Justices Thomas and Alito file 2022 financial disclosure forms with new trips, gifts
MICHEL MARTIN, HOST:
Yesterday, two conservative Supreme Court justices officially disclosed for the first time that they received valuable benefits that they had not previously made public. Both Clarence Thomas and Samuel Alito have been under fire for months following reports from ProPublica and other outlets about these previously undisclosed gifts, trips and honoraria. So now that they've made the disclosure, what next? Virginia Canter is here to talk about that. She's chief ethics counsel for the Citizens for Responsibility and Ethics in Washington. That's a nonpartisan government watchdog group with a particular focus on conflicts of interest. Good morning. Thanks for joining us.
VIRGINIA CANTER: Thank you.
MARTIN: So now we have these disclosure reports. Both justices say they never intended to violate the disclosure rules that apply to the high court, which we are finding out are fairly thin. Justice Thomas in particular says he plans to follow the rules more closely in the future. You had a long career as an ethics official at federal agencies and the White House. Should the public be satisfied with that?
CANTER: I think not. The bottom line shows that - these disclosures show that Justice Thomas' lifestyle is still being subsidized by billionaires like Harlan Crow. And neither he nor Justice Alito have made a full accounting of their acceptance of luxurious vacations and travel that they took in the prior years.
MARTIN: And, you know, some groups, including Fix the Court, are saying that Justice Thomas in particular, needs to go back and amend old disclosures. Do you agree with that?
CANTER: Oh, absolutely. You know, all other, you know, filers who are subject to the Ethics in Government Act have to ensure that they're in compliance. And, in fact, the Department of Justice has actually prosecuted individuals for not disclosing plane trips on their financial disclosure reports. And Justice Thomas, you know, took, you know, yacht trips to the Bahamas, Greek islands, Indonesia. ProPublica has documented at least 26 private jets flights, as well as helicopter flights and VIP passes to sporting events.

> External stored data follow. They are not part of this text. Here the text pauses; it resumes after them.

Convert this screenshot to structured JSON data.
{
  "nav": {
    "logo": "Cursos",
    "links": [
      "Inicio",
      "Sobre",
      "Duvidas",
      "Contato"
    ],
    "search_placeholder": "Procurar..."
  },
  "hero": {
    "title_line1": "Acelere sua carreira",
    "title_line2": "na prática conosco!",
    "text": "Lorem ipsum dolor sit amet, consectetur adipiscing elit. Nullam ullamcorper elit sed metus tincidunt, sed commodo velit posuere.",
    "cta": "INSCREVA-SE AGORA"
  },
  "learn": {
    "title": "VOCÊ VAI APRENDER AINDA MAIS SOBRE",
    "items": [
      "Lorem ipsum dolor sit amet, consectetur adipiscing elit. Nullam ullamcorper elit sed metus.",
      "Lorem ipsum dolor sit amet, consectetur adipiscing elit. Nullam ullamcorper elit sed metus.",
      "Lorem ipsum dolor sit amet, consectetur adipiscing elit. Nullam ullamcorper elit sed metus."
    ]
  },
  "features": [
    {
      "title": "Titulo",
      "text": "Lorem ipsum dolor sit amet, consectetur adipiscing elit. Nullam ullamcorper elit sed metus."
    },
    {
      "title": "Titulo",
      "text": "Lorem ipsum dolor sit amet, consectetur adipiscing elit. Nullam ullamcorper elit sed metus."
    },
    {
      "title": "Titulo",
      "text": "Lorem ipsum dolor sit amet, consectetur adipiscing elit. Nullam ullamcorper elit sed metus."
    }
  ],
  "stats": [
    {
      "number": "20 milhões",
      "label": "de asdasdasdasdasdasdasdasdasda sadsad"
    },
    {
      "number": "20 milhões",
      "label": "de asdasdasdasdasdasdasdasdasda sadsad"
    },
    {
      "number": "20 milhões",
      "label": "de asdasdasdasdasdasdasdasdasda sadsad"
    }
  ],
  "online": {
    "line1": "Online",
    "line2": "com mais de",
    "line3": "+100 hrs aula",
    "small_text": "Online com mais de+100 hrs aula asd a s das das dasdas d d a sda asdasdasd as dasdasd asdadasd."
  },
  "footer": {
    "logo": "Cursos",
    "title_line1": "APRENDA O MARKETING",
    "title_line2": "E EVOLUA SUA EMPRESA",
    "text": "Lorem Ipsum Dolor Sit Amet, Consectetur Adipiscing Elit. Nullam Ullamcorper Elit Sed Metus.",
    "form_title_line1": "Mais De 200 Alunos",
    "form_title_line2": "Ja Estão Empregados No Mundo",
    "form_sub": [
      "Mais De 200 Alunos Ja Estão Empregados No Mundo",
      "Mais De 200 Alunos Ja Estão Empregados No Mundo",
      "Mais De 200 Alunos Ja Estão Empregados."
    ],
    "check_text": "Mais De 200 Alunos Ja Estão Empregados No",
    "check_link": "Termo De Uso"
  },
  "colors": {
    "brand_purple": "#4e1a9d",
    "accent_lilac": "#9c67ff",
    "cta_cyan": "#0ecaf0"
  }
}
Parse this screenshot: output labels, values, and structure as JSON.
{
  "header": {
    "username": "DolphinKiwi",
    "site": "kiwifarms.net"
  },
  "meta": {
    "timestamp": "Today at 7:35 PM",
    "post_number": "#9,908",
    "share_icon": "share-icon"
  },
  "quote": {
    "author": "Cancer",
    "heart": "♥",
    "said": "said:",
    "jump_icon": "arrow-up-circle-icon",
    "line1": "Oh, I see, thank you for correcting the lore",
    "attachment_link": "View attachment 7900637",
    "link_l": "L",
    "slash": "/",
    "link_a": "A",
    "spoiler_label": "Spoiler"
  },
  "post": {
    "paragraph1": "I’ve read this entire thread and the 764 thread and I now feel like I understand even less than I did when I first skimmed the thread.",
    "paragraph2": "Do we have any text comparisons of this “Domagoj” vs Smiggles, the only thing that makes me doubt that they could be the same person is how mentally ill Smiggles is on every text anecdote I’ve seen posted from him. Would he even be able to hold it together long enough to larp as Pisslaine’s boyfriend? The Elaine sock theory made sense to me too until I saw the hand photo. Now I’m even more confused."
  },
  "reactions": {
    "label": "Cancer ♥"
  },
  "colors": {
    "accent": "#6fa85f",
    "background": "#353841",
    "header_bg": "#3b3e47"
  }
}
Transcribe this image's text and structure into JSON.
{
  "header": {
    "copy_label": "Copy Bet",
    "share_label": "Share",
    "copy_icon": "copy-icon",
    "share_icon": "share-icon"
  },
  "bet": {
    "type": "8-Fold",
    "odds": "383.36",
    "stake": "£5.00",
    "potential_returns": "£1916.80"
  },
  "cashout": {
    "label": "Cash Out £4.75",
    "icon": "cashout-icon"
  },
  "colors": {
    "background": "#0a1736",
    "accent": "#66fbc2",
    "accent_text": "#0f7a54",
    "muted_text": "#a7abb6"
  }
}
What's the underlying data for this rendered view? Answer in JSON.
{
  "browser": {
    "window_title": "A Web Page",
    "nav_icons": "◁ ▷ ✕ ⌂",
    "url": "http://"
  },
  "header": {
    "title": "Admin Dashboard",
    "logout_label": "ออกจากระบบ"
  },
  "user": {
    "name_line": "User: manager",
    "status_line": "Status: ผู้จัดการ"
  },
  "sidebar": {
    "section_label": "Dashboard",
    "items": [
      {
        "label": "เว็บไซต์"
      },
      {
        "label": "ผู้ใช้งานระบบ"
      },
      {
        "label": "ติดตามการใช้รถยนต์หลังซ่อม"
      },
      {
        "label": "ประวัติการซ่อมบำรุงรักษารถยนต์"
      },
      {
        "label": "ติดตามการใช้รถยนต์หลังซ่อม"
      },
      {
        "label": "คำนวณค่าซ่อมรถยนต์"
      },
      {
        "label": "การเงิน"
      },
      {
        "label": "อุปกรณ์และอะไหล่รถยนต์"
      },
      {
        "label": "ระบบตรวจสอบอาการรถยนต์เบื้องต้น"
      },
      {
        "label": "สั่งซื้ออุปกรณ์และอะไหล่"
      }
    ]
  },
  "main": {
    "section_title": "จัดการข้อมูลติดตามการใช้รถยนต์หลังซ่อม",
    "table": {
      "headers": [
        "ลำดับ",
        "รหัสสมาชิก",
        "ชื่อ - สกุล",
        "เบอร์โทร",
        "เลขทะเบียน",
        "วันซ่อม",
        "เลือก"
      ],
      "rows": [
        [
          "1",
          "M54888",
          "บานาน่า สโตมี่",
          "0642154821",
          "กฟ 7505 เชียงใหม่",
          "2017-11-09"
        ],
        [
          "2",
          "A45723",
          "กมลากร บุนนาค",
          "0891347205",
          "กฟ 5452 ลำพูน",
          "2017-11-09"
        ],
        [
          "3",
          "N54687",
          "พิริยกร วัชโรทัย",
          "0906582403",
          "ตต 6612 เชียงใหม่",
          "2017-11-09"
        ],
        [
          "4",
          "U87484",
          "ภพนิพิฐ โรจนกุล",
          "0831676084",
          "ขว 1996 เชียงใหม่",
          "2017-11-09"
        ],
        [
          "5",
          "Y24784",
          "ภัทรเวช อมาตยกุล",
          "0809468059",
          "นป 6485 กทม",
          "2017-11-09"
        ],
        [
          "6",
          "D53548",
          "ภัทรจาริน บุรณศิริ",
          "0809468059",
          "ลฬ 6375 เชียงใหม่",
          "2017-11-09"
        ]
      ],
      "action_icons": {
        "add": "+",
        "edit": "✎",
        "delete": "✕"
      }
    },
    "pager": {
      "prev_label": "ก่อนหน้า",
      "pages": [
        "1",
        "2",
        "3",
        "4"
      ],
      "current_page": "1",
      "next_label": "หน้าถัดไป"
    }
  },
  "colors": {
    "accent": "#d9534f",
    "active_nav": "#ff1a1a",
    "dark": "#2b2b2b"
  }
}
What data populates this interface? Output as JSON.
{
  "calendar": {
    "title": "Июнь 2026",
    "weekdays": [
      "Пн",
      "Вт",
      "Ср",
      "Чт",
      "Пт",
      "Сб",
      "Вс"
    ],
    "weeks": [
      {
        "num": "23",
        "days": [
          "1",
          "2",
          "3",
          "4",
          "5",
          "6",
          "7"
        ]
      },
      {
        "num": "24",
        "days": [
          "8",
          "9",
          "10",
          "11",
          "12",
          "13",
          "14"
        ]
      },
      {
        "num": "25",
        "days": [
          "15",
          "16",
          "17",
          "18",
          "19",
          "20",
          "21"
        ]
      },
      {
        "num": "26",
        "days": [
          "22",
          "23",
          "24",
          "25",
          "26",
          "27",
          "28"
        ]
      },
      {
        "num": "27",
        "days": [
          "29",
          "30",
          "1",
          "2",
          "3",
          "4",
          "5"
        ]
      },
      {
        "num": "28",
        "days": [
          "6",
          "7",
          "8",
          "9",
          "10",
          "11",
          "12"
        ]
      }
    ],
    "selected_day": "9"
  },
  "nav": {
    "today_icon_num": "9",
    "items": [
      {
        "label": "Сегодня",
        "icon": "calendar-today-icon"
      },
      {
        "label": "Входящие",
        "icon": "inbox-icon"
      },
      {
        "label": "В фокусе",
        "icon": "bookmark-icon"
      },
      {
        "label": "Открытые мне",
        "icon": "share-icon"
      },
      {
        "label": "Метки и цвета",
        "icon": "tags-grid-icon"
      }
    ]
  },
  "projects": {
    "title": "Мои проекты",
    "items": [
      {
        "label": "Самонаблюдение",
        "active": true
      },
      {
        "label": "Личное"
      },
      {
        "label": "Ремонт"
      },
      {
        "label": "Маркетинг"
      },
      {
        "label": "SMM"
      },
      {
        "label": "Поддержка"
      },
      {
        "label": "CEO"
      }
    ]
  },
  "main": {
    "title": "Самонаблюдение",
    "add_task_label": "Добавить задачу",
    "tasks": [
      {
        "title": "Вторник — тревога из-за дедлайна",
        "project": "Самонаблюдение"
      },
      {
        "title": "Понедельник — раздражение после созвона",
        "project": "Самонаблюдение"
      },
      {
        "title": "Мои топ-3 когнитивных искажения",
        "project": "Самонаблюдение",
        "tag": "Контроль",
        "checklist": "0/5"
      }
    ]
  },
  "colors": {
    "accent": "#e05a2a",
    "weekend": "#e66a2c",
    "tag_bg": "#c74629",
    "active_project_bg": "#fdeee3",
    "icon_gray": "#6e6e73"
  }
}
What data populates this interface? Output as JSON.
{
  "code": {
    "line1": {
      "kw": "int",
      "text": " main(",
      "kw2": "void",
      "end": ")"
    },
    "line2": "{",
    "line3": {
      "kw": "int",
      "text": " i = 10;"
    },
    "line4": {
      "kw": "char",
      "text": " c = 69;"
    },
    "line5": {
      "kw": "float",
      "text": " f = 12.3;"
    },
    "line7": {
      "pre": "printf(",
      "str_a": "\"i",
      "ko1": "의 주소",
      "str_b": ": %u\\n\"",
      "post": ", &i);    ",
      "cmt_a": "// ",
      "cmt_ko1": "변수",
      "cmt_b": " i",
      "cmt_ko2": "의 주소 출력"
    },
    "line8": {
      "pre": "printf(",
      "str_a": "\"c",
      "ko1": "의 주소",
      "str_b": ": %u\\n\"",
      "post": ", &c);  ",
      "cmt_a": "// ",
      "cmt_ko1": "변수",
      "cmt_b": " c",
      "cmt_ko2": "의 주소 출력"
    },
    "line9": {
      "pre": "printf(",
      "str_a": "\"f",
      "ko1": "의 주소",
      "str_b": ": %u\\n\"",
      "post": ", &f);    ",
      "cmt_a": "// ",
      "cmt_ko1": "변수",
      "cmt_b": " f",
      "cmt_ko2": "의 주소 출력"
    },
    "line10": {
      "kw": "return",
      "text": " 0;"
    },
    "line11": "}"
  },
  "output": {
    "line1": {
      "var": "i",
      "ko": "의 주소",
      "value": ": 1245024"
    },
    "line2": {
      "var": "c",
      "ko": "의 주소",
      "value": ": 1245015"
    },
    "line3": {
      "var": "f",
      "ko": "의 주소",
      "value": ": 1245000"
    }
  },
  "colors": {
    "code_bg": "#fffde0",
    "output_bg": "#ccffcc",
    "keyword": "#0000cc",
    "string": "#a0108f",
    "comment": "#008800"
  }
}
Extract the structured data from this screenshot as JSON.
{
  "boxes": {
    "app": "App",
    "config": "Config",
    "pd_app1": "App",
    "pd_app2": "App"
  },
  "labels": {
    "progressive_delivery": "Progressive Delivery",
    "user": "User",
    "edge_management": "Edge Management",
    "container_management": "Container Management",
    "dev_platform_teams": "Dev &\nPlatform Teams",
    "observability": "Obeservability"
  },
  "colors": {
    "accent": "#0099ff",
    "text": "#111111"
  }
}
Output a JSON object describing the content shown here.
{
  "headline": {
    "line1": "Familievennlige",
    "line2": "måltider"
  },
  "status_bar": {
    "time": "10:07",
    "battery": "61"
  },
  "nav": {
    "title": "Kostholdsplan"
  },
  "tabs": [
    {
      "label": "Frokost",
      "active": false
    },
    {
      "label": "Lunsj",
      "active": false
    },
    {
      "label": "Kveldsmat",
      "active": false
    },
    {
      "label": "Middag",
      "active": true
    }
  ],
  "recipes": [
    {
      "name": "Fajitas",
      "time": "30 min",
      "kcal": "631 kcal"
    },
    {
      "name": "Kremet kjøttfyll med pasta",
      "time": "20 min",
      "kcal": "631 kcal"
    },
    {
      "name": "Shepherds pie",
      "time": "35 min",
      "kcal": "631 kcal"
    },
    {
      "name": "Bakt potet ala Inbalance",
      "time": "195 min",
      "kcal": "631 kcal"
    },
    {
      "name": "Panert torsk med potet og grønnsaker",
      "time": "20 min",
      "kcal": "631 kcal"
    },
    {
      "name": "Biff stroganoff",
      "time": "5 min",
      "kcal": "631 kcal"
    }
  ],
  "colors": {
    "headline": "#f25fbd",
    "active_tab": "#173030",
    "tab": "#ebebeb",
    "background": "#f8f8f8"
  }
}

MARTIN: You know, there's some new information in Justice Thomas' report. He acknowledged personal bank accounts with hundreds of thousands of dollars, a life insurance policy in his wife's name. Do those strike you as significant omissions?
CANTER: Well, it's puzzling and surprising because, like, that's something that almost - I mean, that's just, like, the most basic type of disclosure. So it's certainly, you know, the bank accounts - it's extremely puzzling why that wouldn't have been reported, I think, you know, for the past five years. So, I mean, the bottom line is they will be in noncompliance. Their reports are now in noncompliance for past years until these reports are amended.
MARTIN: So I just want to mention that in March, the Judicial Conference, which sets policies for the federal judiciary, tightened the rules on disclosing certain types of gifts. For one, federal judges and Supreme Court justices are now supposed to disclose private jet trips. It also seems unlikely that Congress is going to pass new ethics rules for the court. Republicans vehemently oppose this. So in the absence of legislation, what do you think should happen, as briefly as you can?
CANTER: Well, I mean, it's really - at this point, the Supreme Court has to step up and adopt a code of conduct. They need to adopt an ethical framework so that these types of matters can be, you know, fully addressed and so that it will restore public confidence in the integrity of the court. Right now, it looks pretty lawless. And it's extremely disturbing to the American public that those who are required to administer the law have failed to adhere to it.
MARTIN: Do you think that this is a partisan issue? Do you think Republicans at some level share that concern?
CANTER: No, absolutely not. He needs to address, you know, loans he received about an RV, tuition paid by Harlan Crow. These are fundamental issues and never partisan.
MARTIN: Virginia Center is with Citizens for Responsibility and Ethics in Washington. Virginia Canter, thanks so much for speaking with me.